• Course 5: Experience of the Unknown and Politics in Art
Course 5: Experience of Unknown and Politics in Art

Course 5: Experience of Unknown and Politics in Art
Course by Bernhard Rüdiger
July 23 – August 1, 2018


Course description
There seems to be an invisible and unspoken boundary that splits the contemporary art world in two separated blocks. One side of contemporary art is less engaged in political issues- in this part of the art world you can easily talk about “shape” or “form”, about creative freedom or inventive process- and the other side is where the political issue stay in foreground, where the process of demonstration, documentation and critical exercise plays a decisive role. “Experience of the unknown and politics and art” will seek to find a flaw in this unspoken boundary, and try to reconnect creative freedom, “l’art pour l’art”, with critical and political attitudes in contemporary art. The starting point will be a practical collective exercise of perception and action, with the project hopefully resulting in a new and unexpected production of personal attitudes. This practical collective workshop is based on reading some of the main figures of FLUXUS — like Beuys or Nam June Paik — and their interpretation of the creative and critical ideas of the main figures of the “Sturm und Drang”, movement of German poets and writers, Johann Wolfgang von Goethe and Friedrich Schiller. Simply put, the class is a practical, personal and collective working experience that seeks to reconnect demonstration processes and the experience of the unknown in art production.


Biography
Bernhard Rüdiger was born in Italy (Rome, 1964) and lives and works in Paris. He graduated from the Accademia di Belle Arti in Milan with Luciano Fabro, and teaches today in Lyon, after stints as a teacher in Tours and Valenciennes. He is editor of the magazine Tiracorrendo and was co-founder of the artists’ gallery Lo Spazio di Via Lazzaro Palazzi, a busy venue in the Milan art scene from 1989 to 1993. His works confront visitors with a physical experience involving object, body and space. At once sculptures, monumental models and architectural pieces, through their meticulous spatial and acoustic arrangement, his works seek to investigate history, particularly the history of places. One example is in the semi-private garden of the Antonin Perrin residence in Lyon, in which Rüdiger installed a scaled-down model of the two old low-rise buildings destroyed in 2004 during the zone’s renovation, which recall the history of the site and its industrial culture.
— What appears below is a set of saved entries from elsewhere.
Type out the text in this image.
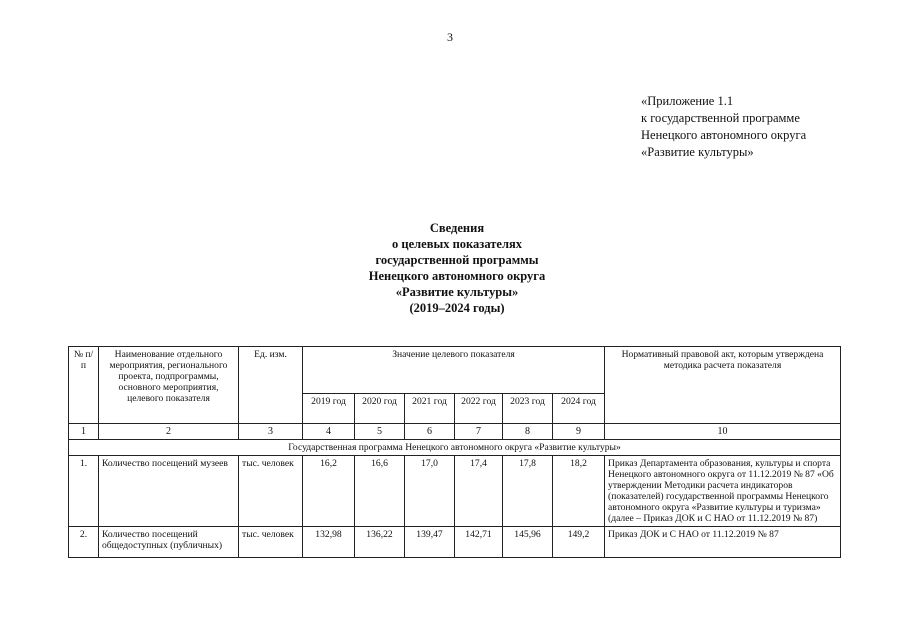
3
«Приложение 1.1
к государственной программе
Ненецкого автономного округа
«Развитие культуры»
Сведения
о целевых показателях
государственной программы
Ненецкого автономного округа
«Развитие культуры»
(2019–2024 годы)
№ п/п	Наименование отдельного мероприятия, регионального проекта, подпрограммы, основного мероприятия, целевого показателя	Ед. изм.	Значение целевого показателя						Нормативный правовой акт, которым утверждена методика расчета показателя
			2019 год	2020 год	2021 год	2022 год	2023 год	2024 год	
1	2	3	4	5	6	7	8	9	10
Государственная программа Ненецкого автономного округа «Развитие культуры»									
1.	Количество посещений музеев	тыс. человек	16,2	16,6	17,0	17,4	17,8	18,2	Приказ Департамента образования, культуры и спорта Ненецкого автономного округа от 11.12.2019 № 87 «Об утверждении Методики расчета индикаторов (показателей) государственной программы Ненецкого автономного округа «Развитие культуры и туризма» (далее – Приказ ДОК и С НАО от 11.12.2019 № 87)
2.	Количество посещений общедоступных (публичных)	тыс. человек	132,98	136,22	139,47	142,71	145,96	149,2	Приказ ДОК и С НАО от 11.12.2019 № 87
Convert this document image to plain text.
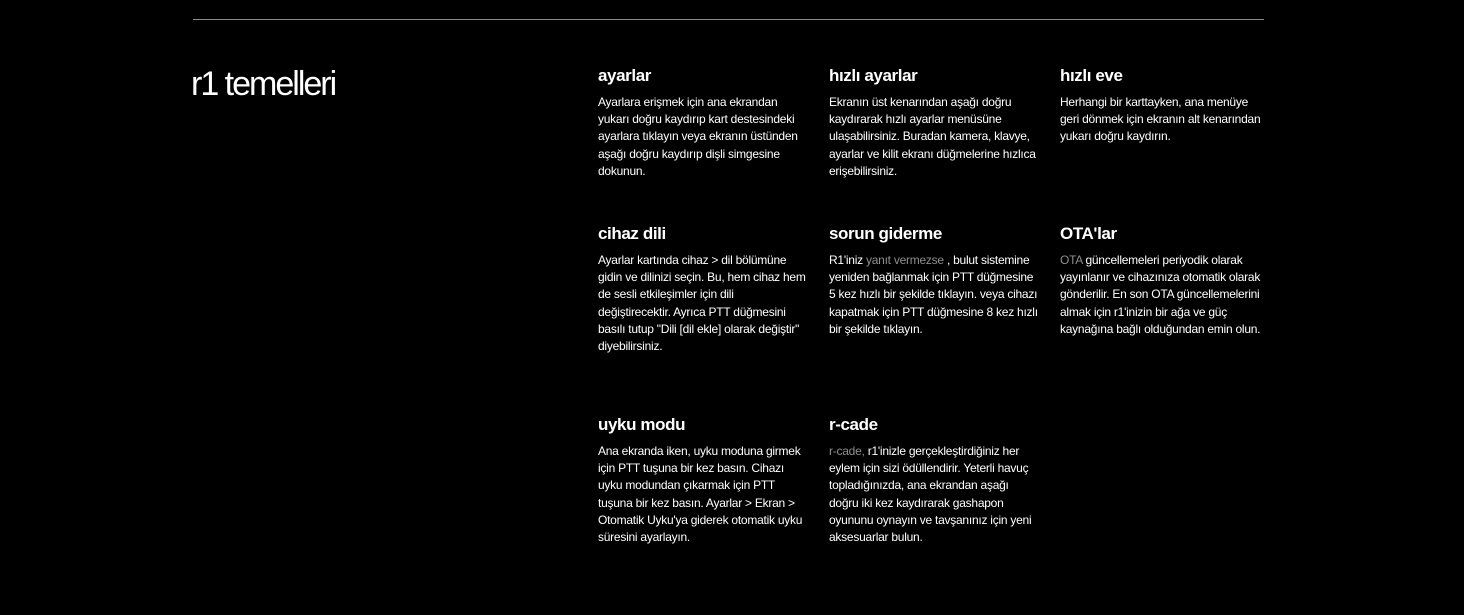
r1 temelleri	ayarlar

Ayarlara erişmek için ana ekrandan yukarı doğru kaydırıp kart destesindeki ayarlara tıklayın veya ekranın üstünden aşağı doğru kaydırıp dişli simgesine dokunun.

hızlı ayarlar

Ekranın üst kenarından aşağı doğru kaydırarak hızlı ayarlar menüsüne ulaşabilirsiniz. Buradan kamera, klavye, ayarlar ve kilit ekranı düğmelerine hızlıca erişebilirsiniz.

hızlı eve

Herhangi bir karttayken, ana menüye geri dönmek için ekranın alt kenarından yukarı doğru kaydırın.

cihaz dili

Ayarlar kartında cihaz > dil bölümüne gidin ve dilinizi seçin. Bu, hem cihaz hem de sesli etkileşimler için dili değiştirecektir. Ayrıca PTT düğmesini basılı tutup "Dili [dil ekle] olarak değiştir" diyebilirsiniz.

sorun giderme

R1'iniz yanıt vermezse , bulut sistemine yeniden bağlanmak için PTT düğmesine 5 kez hızlı bir şekilde tıklayın. veya cihazı kapatmak için PTT düğmesine 8 kez hızlı bir şekilde tıklayın.

OTA'lar

OTA güncellemeleri periyodik olarak yayınlanır ve cihazınıza otomatik olarak gönderilir. En son OTA güncellemelerini almak için r1'inizin bir ağa ve güç kaynağına bağlı olduğundan emin olun.

uyku modu

Ana ekranda iken, uyku moduna girmek için PTT tuşuna bir kez basın. Cihazı uyku modundan çıkarmak için PTT tuşuna bir kez basın. Ayarlar > Ekran > Otomatik Uyku'ya giderek otomatik uyku süresini ayarlayın.

r-cade

r-cade, r1'inizle gerçekleştirdiğiniz her eylem için sizi ödüllendirir. Yeterli havuç topladığınızda, ana ekrandan aşağı doğru iki kez kaydırarak gashapon oyununu oynayın ve tavşanınız için yeni aksesuarlar bulun.
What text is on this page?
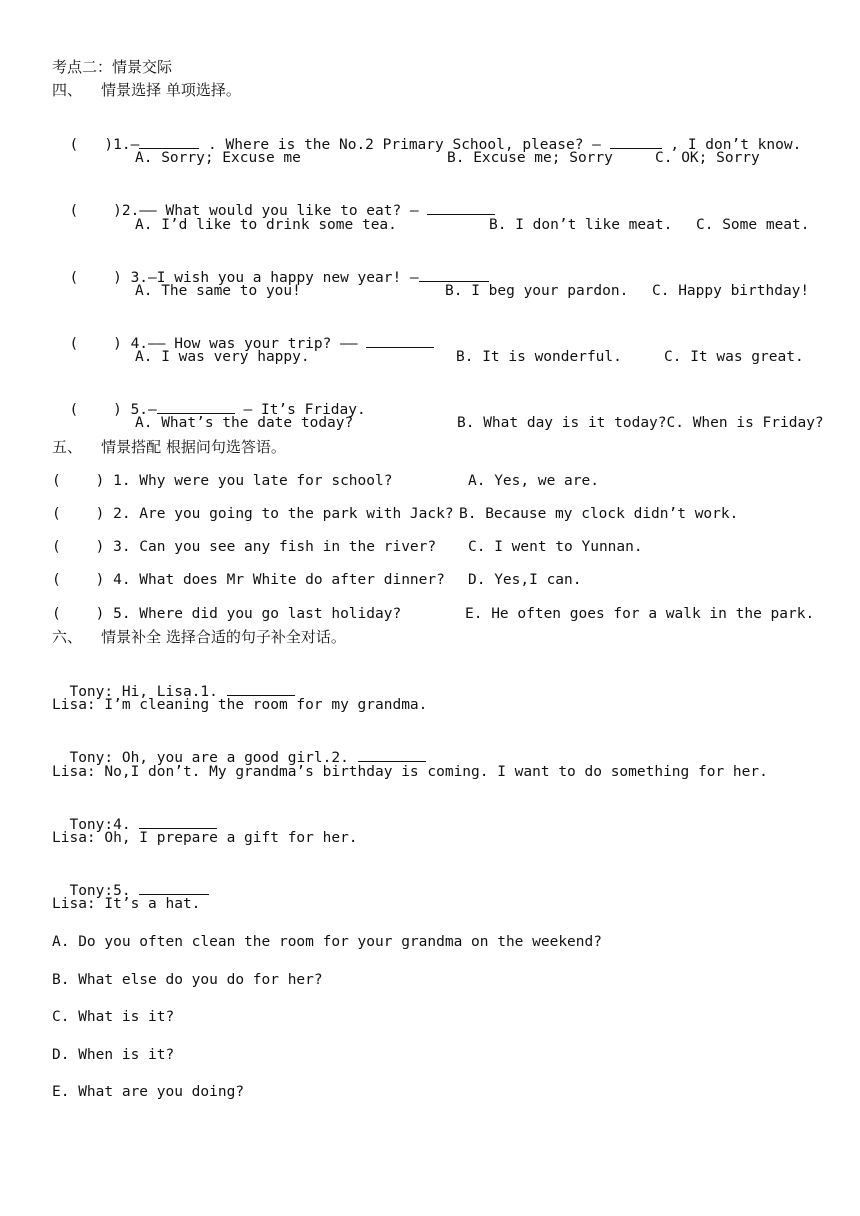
考点二：情景交际
四、    情景选择 单项选择。

(   )1.—	. Where is the No.2 Primary School, please? —	, I don’t know.

A. Sorry; Excuse me	B. Excuse me; Sorry	C. OK; Sorry

(    )2.—— What would you like to eat? —

A. I’d like to drink some tea.	B. I don’t like meat. C. Some meat.

(    ) 3.—I wish you a happy new year! —

A. The same to you!	B. I beg your pardon. C. Happy birthday!

(    ) 4.—— How was your trip? ——

A. I was very happy.	B. It is wonderful.	C. It was great.

(    ) 5.—	— It’s Friday.

A. What’s the date today?	B. What day is it today?C. When is Friday?
五、    情景搭配 根据问句选答语。
(    ) 1. Why were you late for school?	A. Yes, we are.
(    ) 2. Are you going to the park with Jack? B. Because my clock didn’t work.
(    ) 3. Can you see any fish in the river? C. I went to Yunnan.
(    ) 4. What does Mr White do after dinner? D. Yes,I can.
(    ) 5. Where did you go last holiday?	E. He often goes for a walk in the park.
六、    情景补全 选择合适的句子补全对话。

Tony: Hi, Lisa.1.

Lisa: I’m cleaning the room for my grandma.

Tony: Oh, you are a good girl.2.

Lisa: No,I don’t. My grandma’s birthday is coming. I want to do something for her.

Tony:4.

Lisa: Oh, I prepare a gift for her.

Tony:5.

Lisa: It’s a hat.
A. Do you often clean the room for your grandma on the weekend?
B. What else do you do for her?
C. What is it?
D. When is it?
E. What are you doing?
Rüdiger’s works also propose direct physical experiences and the possibility that the work can react to the visitor’s presence or to natural elements. All of Rüdiger’s projects are systematically accompanied by studies and models in cardboard, wood, iron, etc., as well as drawings, but they are far more than mere stages in a creative process. They constitute part of the fully-fledged work, and are involved in specific presentations in an arrangement encompassing some 30 display stands. (Excerpts from Nadine Labedade, FRAC Centre Orléans).